3 thoughts on “A rant: Twitter, your 2-factor Authentication Sucks, or Why #Brands Get Hacked On Twitter

  1. Nice post. I share your frustration and agree that it would be very helpful for Twitter to support TOTP as an option for 2-factor authentication. For companies, it is extremely unhelpful when services only provide two-factor auth via SMS or a single phone number. (Fortunately, in my case, I can just use Twitter’s proprietary two-factor auth since I don’t share access to Twitter with anyone else.)

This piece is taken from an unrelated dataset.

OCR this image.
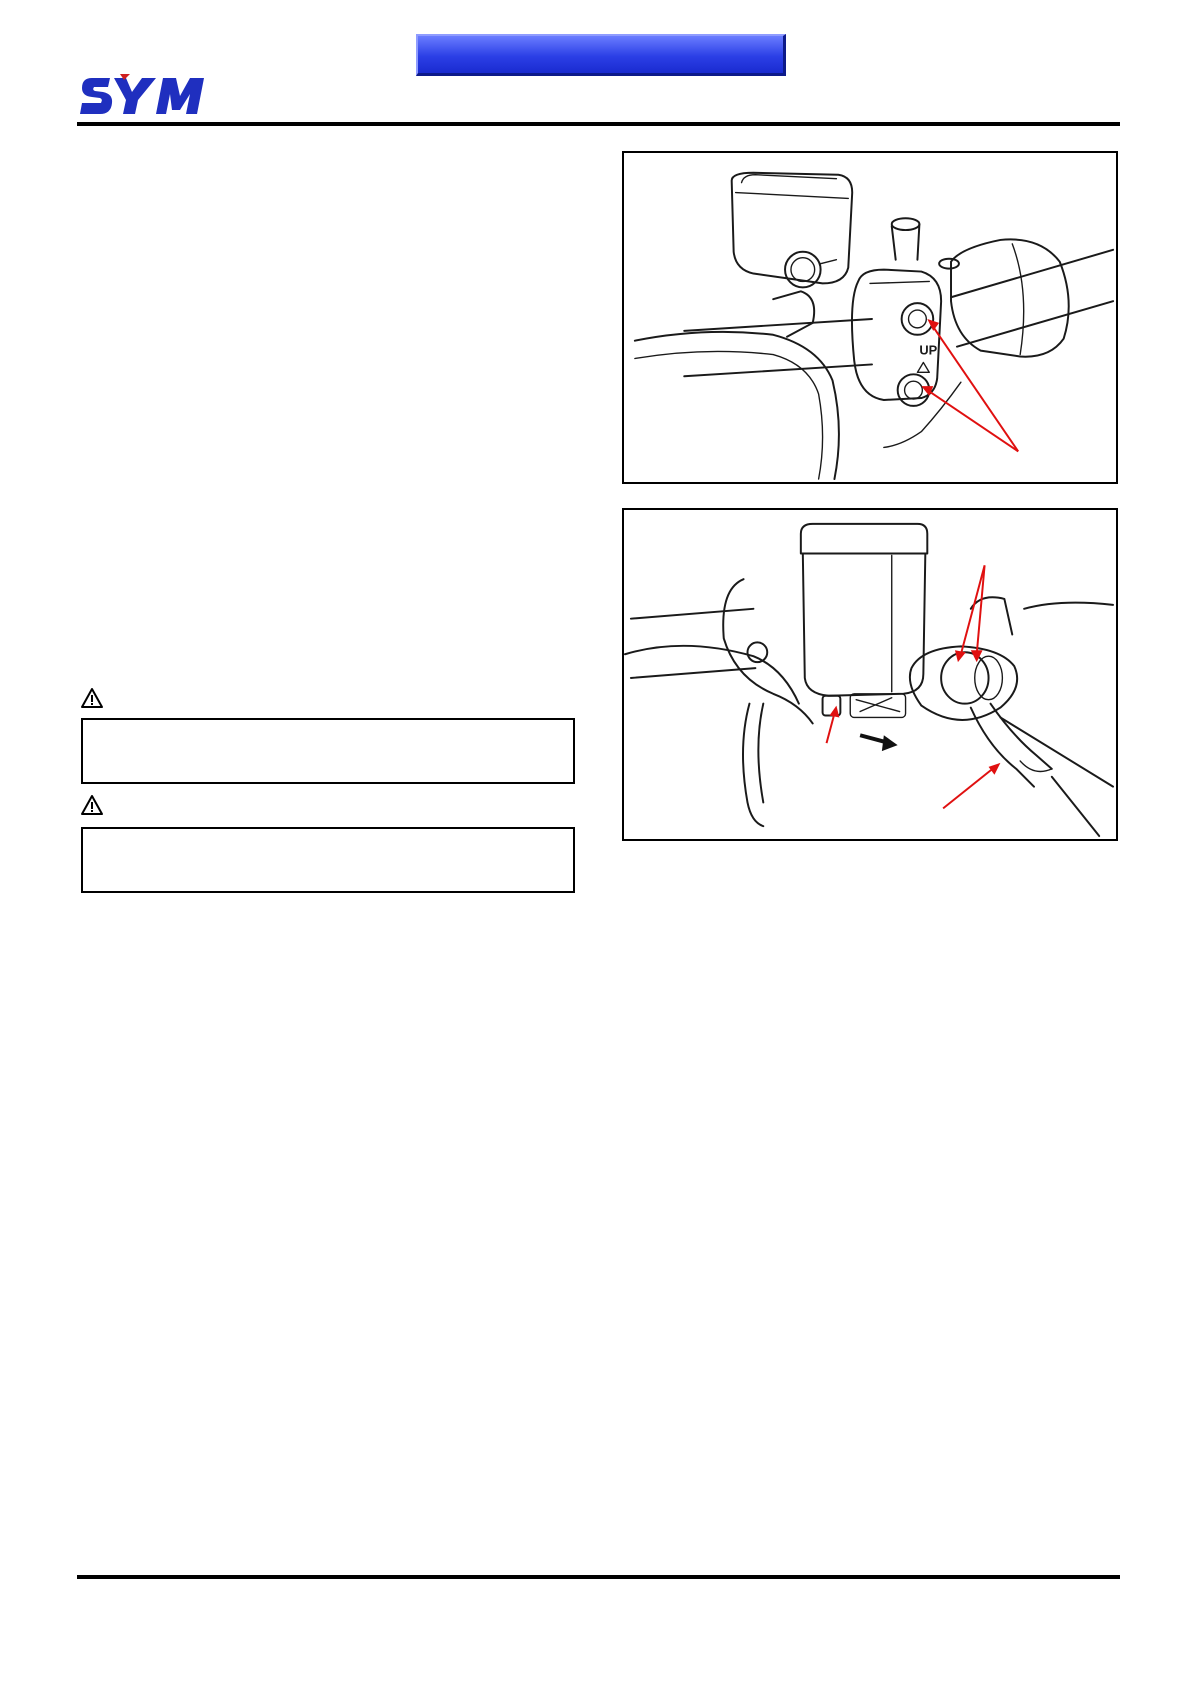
UP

    I was wondering if you could elaborate on your security concerns regarding Google Voice. In some respects, Google Voice seems more secure than wireless phone companies. With Google, a user can create an account with solid security (i.e., TOTP two-factor auth and no backdoors to gain entry or password reset by knowing the user’s mother’s maiden name, SSN, credit card number, etc.). Conversely, if a hacker discovered someone’s DOB, SSN, billing address, and credit card number, how many cell phone companies would deny a password reset request. My guess is not many. To me, it seems that using a Google Voice number to receive two-factor codes may not be worse than receiving the codes by SMS to a normal cell phone. You could setup a dedicated Google account with one or more Google Voice numbers for use only to receive two-factor auth codes, and then secure access to that Google account with TOTP two-factor auth. Of course, for security and usability reasons, using an offline TOTP app is preferable to receiving codes via SMS. And this approach would certainly be an annoying work around, but it would be cheaper than having a dedicated dumbphone and would be easier to share access with multiple users.

    I am also curious what your thoughts are on using a third party service that supports TOTP (e.g., Hootsuite: https://help.hootsuite.com/entries/22527304-Manage-Google-Authenticator) to manage Twitter accounts. It’s not ideal, certainly, but that would provide two-factor auth that is multi-user friendly. And the Twitter account could either (1) have a long, random password that nobody uses after the account is connected to Hootsuite, or (2) use Twitter’s two-factor auth via the Twitter app, which nobody would ever need to use except in rare cases when something needs to be done with the account that can’t be done with Hootsuite. (I don’t have any affiliation with Hootsuite–it’s just an example that I am somewhat familiar with.)


  2. Well said Jessy. I have been trying to tighten security for a while and two-step verification is something I use wherever I can. Currently anyone with more Twitter accounts than mobile phones is out of the picture in regards to security.

    I’ve spent the past few hours trying to find a work round. I came to exactly the same potential solutions and to the same conclusions about those solutions as you.

    Twitter are not taking security seriously at all. At one stage they had made a mistake with their user interface that allowed people to use the same phone. However they stopped this it seems.

    Your article cheered me up. At least I’m not alone on this.